Skinner first faced adversity when his father died when he was in 7th grade and his mother went back to work to support them. He says he acted out in high school and wasn’t a great student. The Wheaton Warrenville South graduate chose to attend U of I because of its reputation.

Skinner credits his ability to navigate difficult situations to his time spent on the Urbana-Champaign campus. He took marketing classes while earning his accounting degree and appreciates the interpersonal skills he learned through campus activities. He said Gies and his fraternity brothers at Pi Kappa Alpha helped him become disciplined about academics.

“The environment was so special. You learned how to survive and be successful not only in the classroom but also as an individual by associating with people from diverse backgrounds from all over the state and the country,” Skinner said. While at Illinois he developed a strong bond with beloved business and economics professors Vernon Zimmerman and Ken Perry and was president of the Accounting Club.

“The University of Illinois and Gies College of Business changed my life, for which I am forever grateful,” said Skinner. His portrait now hangs in the Illini Union, a place where he studied often, amongst the University’s most illustrious alumni.

Instead of joining one of the top accounting firms when he graduated, he accepted a position as a sales trainee with IBM Corp. He said he was drawn to work for a company that was at the time the No. 1 company in the world, respected not only for their business acumen but also for the way they treated other people.  

“There was a real connection during that interview, and it caused me to rethink my skill set. At the last minute I did an audible and decided I’d be better in marketing and sales. Never underestimate chemistry when making a career decision,” said Skinner, who went on to become one of IBM’s top salesmen while simultaneously earning a law degree. “I always wanted to be a lawyer, but I had done very well in accounting my first semester. My fraternity brothers encouraged me to major in it and go to night law school after you join an accounting firm.”

Skinner advises those who are still in college without a summer internship or who have just graduated to use this unexpected bump in the road wisely.

“Don’t go to the beach every day. If you’re not going to work yet, build a new skill set. Give back in public service,” said Skinner, who added that networking is going to be more important than ever. “The economy will come back. It’s just not certain exactly when and how.”

Skinner has moved easily between big business, government, and the law throughout his career. He has spent 50+ years in the legal profession, first as a US Attorney for the Northern District of Illinois, then at Sidley Austin, and he is now of counsel at GreenbergTraurig.
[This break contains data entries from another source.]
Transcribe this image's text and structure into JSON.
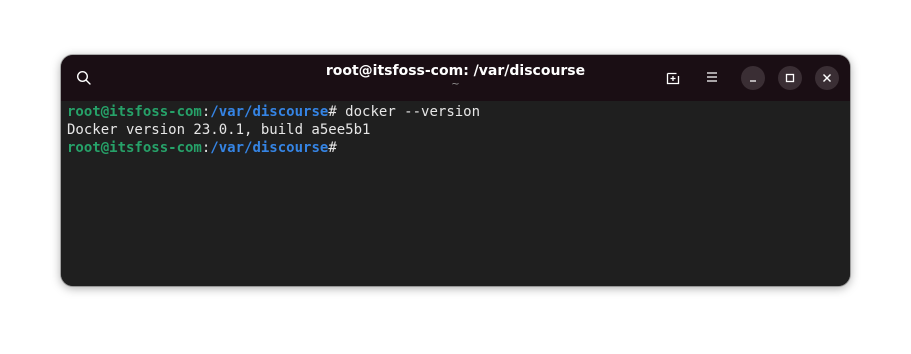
{
  "window": {
    "title": "root@itsfoss-com: /var/discourse",
    "subtitle": "~"
  },
  "titlebar": {
    "icons": [
      "search-icon",
      "new-tab-icon",
      "menu-icon",
      "minimize-icon",
      "maximize-icon",
      "close-icon"
    ]
  },
  "terminal": {
    "lines": [
      {
        "user": "root@itsfoss-com",
        "sep": ":",
        "path": "/var/discourse",
        "prompt": "#",
        "command": " docker --version"
      },
      {
        "output": "Docker version 23.0.1, build a5ee5b1"
      },
      {
        "user": "root@itsfoss-com",
        "sep": ":",
        "path": "/var/discourse",
        "prompt": "#",
        "command": ""
      }
    ]
  },
  "colors": {
    "titlebar_bg": "#1a0e14",
    "terminal_bg": "#1f1f1f",
    "user_green": "#26a269",
    "path_blue": "#3584e4",
    "text": "#e6e6e6"
  }
}
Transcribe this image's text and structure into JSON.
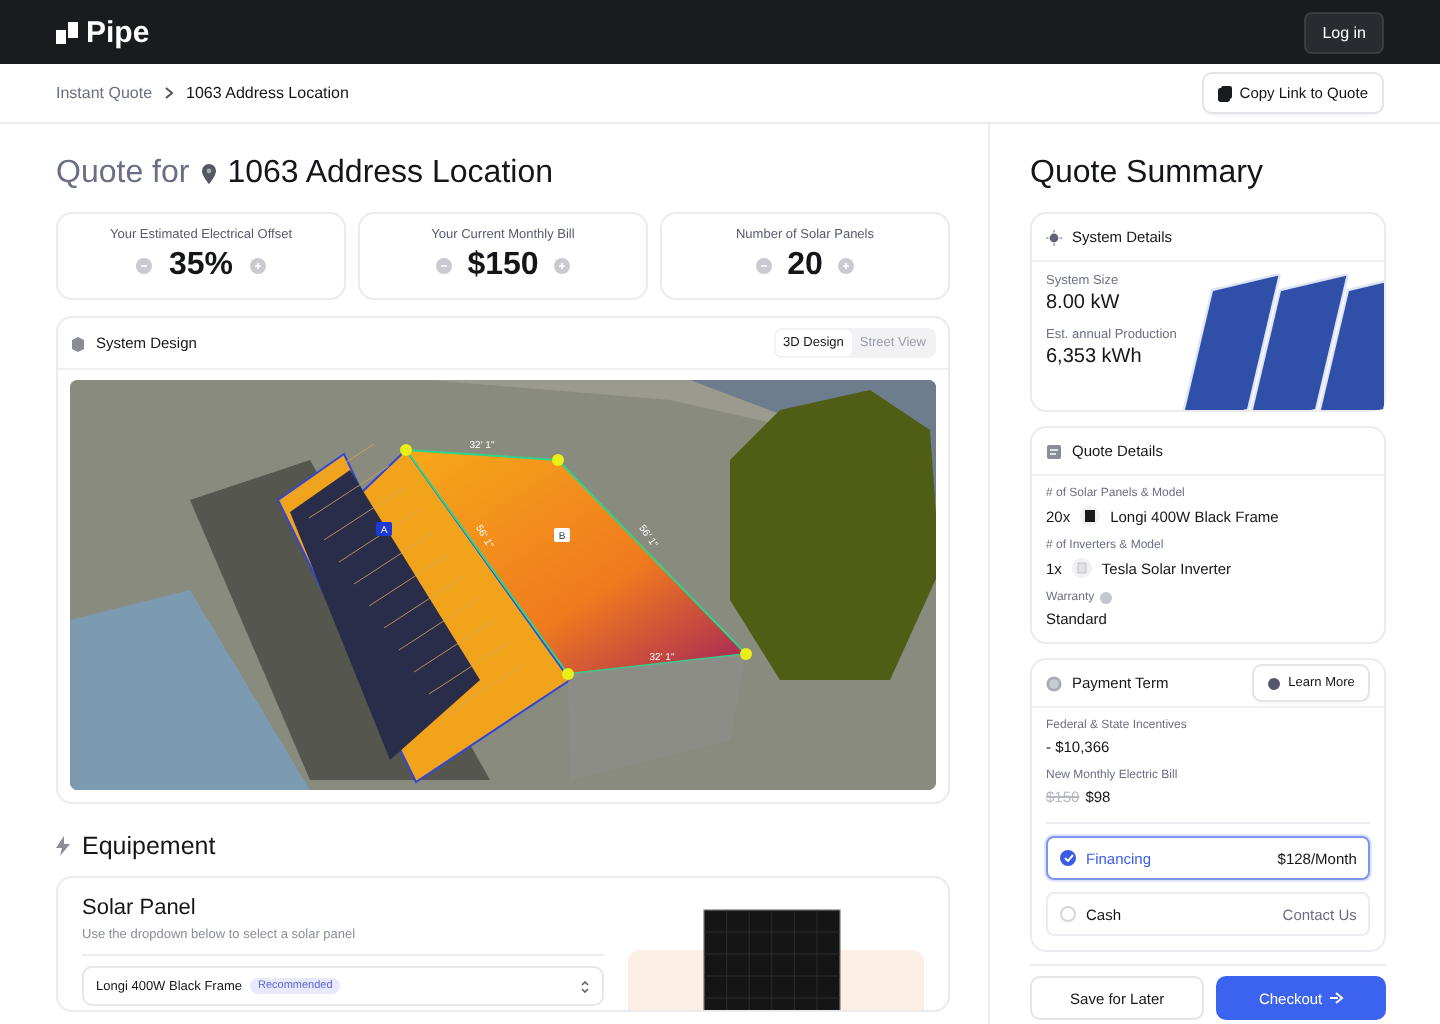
{
  "header": {
    "logo": "Pipe",
    "login_button": "Log in"
  },
  "breadcrumb": {
    "items": [
      "Instant Quote",
      "1063 Address Location"
    ],
    "copy_button": "Copy Link to Quote"
  },
  "quote": {
    "prefix": "Quote for",
    "address": "1063 Address Location"
  },
  "stats": [
    {
      "label": "Your Estimated Electrical Offset",
      "value": "35%"
    },
    {
      "label": "Your Current Monthly Bill",
      "value": "$150"
    },
    {
      "label": "Number of Solar Panels",
      "value": "20"
    }
  ],
  "system_design": {
    "title": "System Design",
    "tabs": [
      {
        "label": "3D Design",
        "selected": true
      },
      {
        "label": "Street View",
        "selected": false
      }
    ],
    "markers": [
      "A",
      "B"
    ],
    "measurements": [
      "32' 1\"",
      "56' 1\"",
      "56' 1\"",
      "32' 1\""
    ]
  },
  "equipment": {
    "title": "Equipement",
    "card": {
      "title": "Solar Panel",
      "subtitle": "Use the dropdown below to select a solar panel",
      "dropdown": {
        "value": "Longi 400W Black Frame",
        "badge": "Recommended"
      }
    }
  },
  "summary": {
    "title": "Quote Summary",
    "system_details": {
      "title": "System Details",
      "fields": [
        {
          "label": "System Size",
          "value": "8.00 kW"
        },
        {
          "label": "Est. annual Production",
          "value": "6,353 kWh"
        }
      ]
    },
    "quote_details": {
      "title": "Quote Details",
      "items": [
        {
          "label": "# of Solar Panels & Model",
          "qty": "20x",
          "model": "Longi 400W Black Frame",
          "kind": "panel"
        },
        {
          "label": "# of Inverters & Model",
          "qty": "1x",
          "model": "Tesla Solar Inverter",
          "kind": "inverter"
        }
      ],
      "warranty": {
        "label": "Warranty",
        "value": "Standard"
      }
    },
    "payment_term": {
      "title": "Payment Term",
      "learn_more": "Learn More",
      "incentives": {
        "label": "Federal & State Incentives",
        "value": "- $10,366"
      },
      "bill": {
        "label": "New Monthly Electric Bill",
        "old": "$150",
        "new": "$98"
      },
      "options": [
        {
          "label": "Financing",
          "price": "$128/Month",
          "selected": true
        },
        {
          "label": "Cash",
          "price": "Contact Us",
          "selected": false
        }
      ]
    },
    "buttons": {
      "save": "Save for Later",
      "checkout": "Checkout"
    }
  }
}
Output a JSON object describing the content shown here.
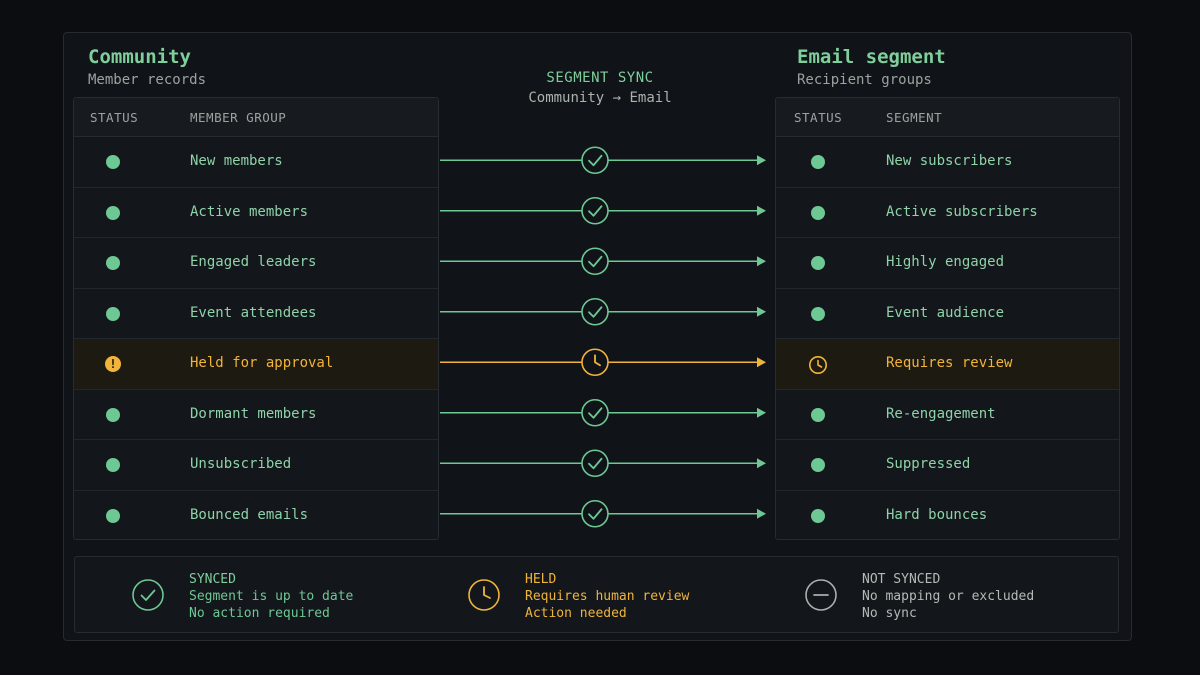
{
  "left": {
    "title": "Community",
    "subtitle": "Member records",
    "headers": {
      "status": "STATUS",
      "group": "MEMBER GROUP"
    }
  },
  "right": {
    "title": "Email segment",
    "subtitle": "Recipient groups",
    "headers": {
      "status": "STATUS",
      "segment": "SEGMENT"
    }
  },
  "center": {
    "title": "SEGMENT SYNC",
    "subtitle": "Community → Email"
  },
  "mappings": [
    {
      "source": "New members",
      "target": "New subscribers",
      "status": "synced"
    },
    {
      "source": "Active members",
      "target": "Active subscribers",
      "status": "synced"
    },
    {
      "source": "Engaged leaders",
      "target": "Highly engaged",
      "status": "synced"
    },
    {
      "source": "Event attendees",
      "target": "Event audience",
      "status": "synced"
    },
    {
      "source": "Held for approval",
      "target": "Requires review",
      "status": "held"
    },
    {
      "source": "Dormant members",
      "target": "Re-engagement",
      "status": "synced"
    },
    {
      "source": "Unsubscribed",
      "target": "Suppressed",
      "status": "synced"
    },
    {
      "source": "Bounced emails",
      "target": "Hard bounces",
      "status": "synced"
    }
  ],
  "legend": {
    "synced": {
      "title": "SYNCED",
      "line1": "Segment is up to date",
      "line2": "No action required"
    },
    "held": {
      "title": "HELD",
      "line1": "Requires human review",
      "line2": "Action needed"
    },
    "not_synced": {
      "title": "NOT SYNCED",
      "line1": "No mapping or excluded",
      "line2": "No sync"
    }
  },
  "colors": {
    "synced": "#6ec894",
    "held": "#f0b43a",
    "neutral": "#a9b0ad"
  }
}
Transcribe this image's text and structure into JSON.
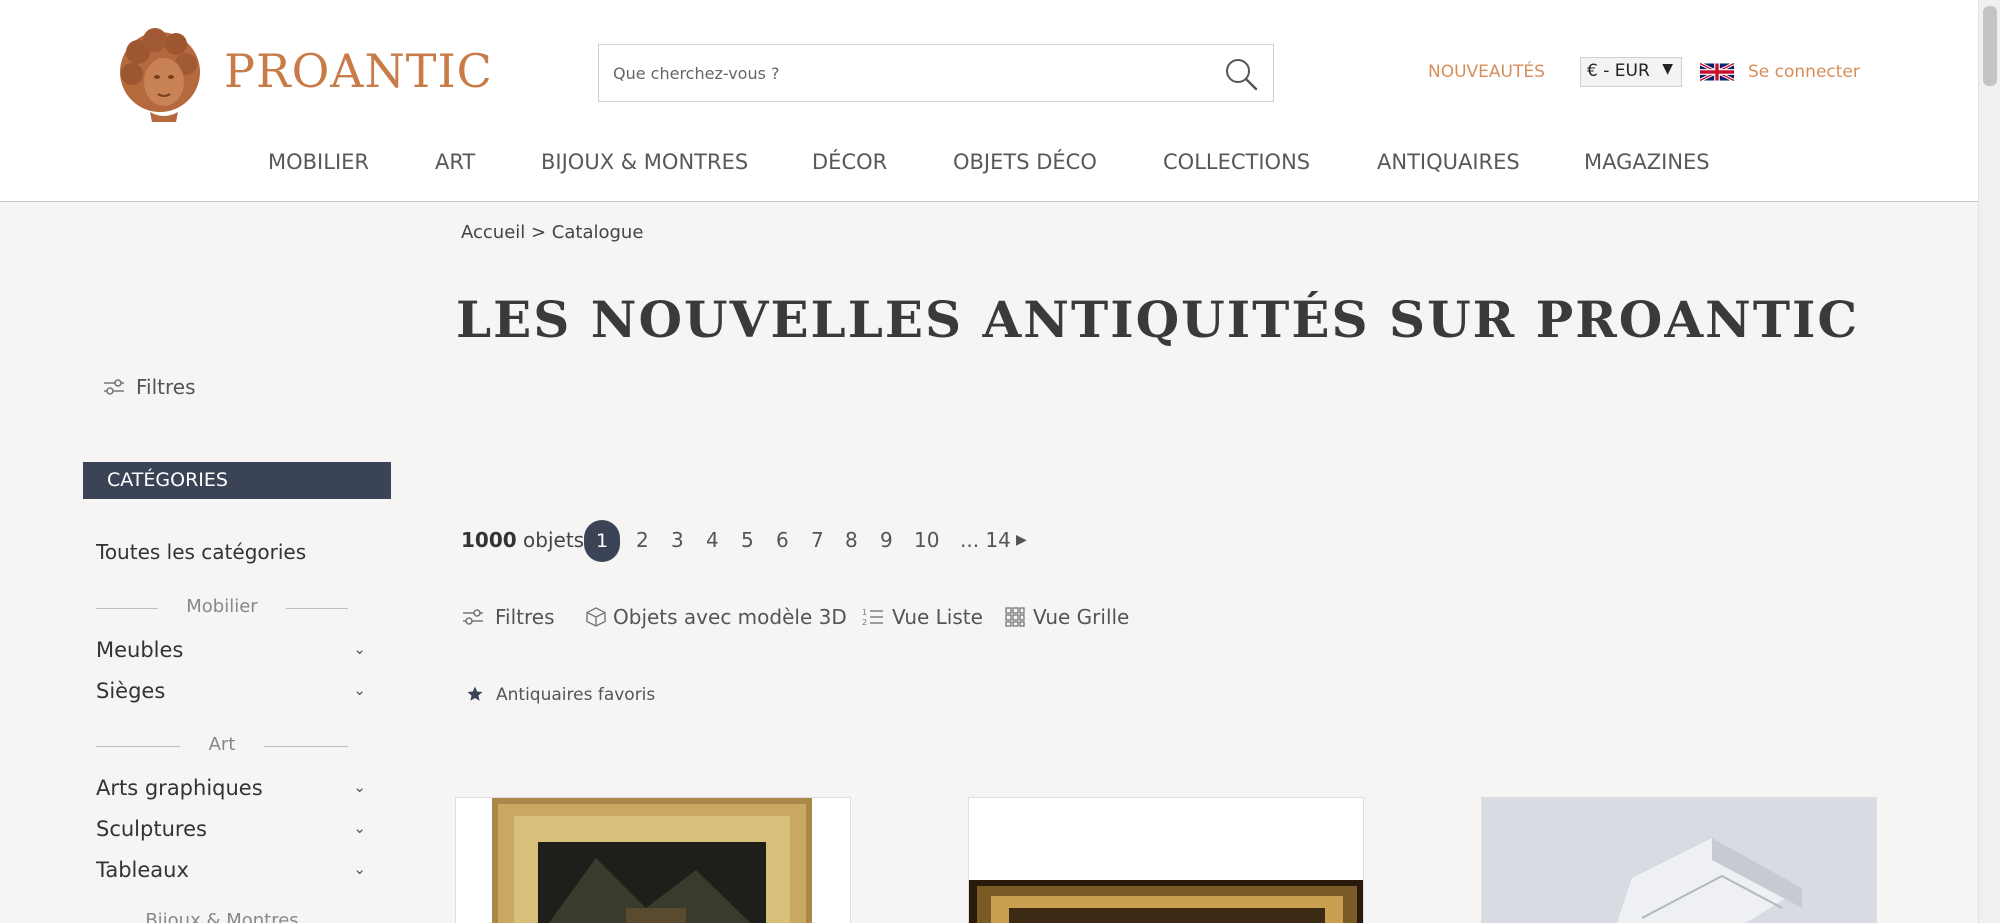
{
  "header": {
    "logo_text": "PROANTIC",
    "search_placeholder": "Que cherchez-vous ?",
    "nouveautes": "NOUVEAUTÉS",
    "currency": "€ - EUR",
    "login": "Se connecter"
  },
  "nav": {
    "items": [
      "MOBILIER",
      "ART",
      "BIJOUX & MONTRES",
      "DÉCOR",
      "OBJETS DÉCO",
      "COLLECTIONS",
      "ANTIQUAIRES",
      "MAGAZINES"
    ]
  },
  "breadcrumb": "Accueil > Catalogue",
  "page_title": "LES NOUVELLES ANTIQUITÉS SUR PROANTIC",
  "sidebar": {
    "filters_label": "Filtres",
    "categories_title": "CATÉGORIES",
    "all_categories": "Toutes les catégories",
    "groups": [
      {
        "name": "Mobilier",
        "items": [
          "Meubles",
          "Sièges"
        ]
      },
      {
        "name": "Art",
        "items": [
          "Arts graphiques",
          "Sculptures",
          "Tableaux"
        ]
      },
      {
        "name": "Bijoux & Montres",
        "items": []
      }
    ]
  },
  "results": {
    "count_bold": "1000",
    "count_label": "objets",
    "pages": [
      "1",
      "2",
      "3",
      "4",
      "5",
      "6",
      "7",
      "8",
      "9",
      "10",
      "... 14"
    ],
    "current_page": "1"
  },
  "toolbar": {
    "filters": "Filtres",
    "model3d": "Objets avec modèle 3D",
    "list_view": "Vue Liste",
    "grid_view": "Vue Grille",
    "favorites": "Antiquaires favoris"
  },
  "colors": {
    "accent": "#c87a47",
    "nav_text": "#55595c",
    "dark": "#3b4456",
    "background": "#f6f5f3"
  }
}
Following his time at the White House, Skinner ran USF Corp, named by Fortune as one of America’s most admired companies each year he was CEO. He also served as president of Commonwealth Edison Co. and its holding company (now Exelon).

Now he’s focused on helping Chicago move forward through one of the biggest crises it has faced. His vision for the city’s future is clear.

“Recovery to me means we get people back to work. We get our schools open. We get our social service organizations financially solid and supported,” said Skinner. “We need to do everything we can to keep the environment friendly for the business community and corporations that want to come in. Our role is to understand as best we can what the future is going to look like and make sure we make Chicago an attractive place to do business.”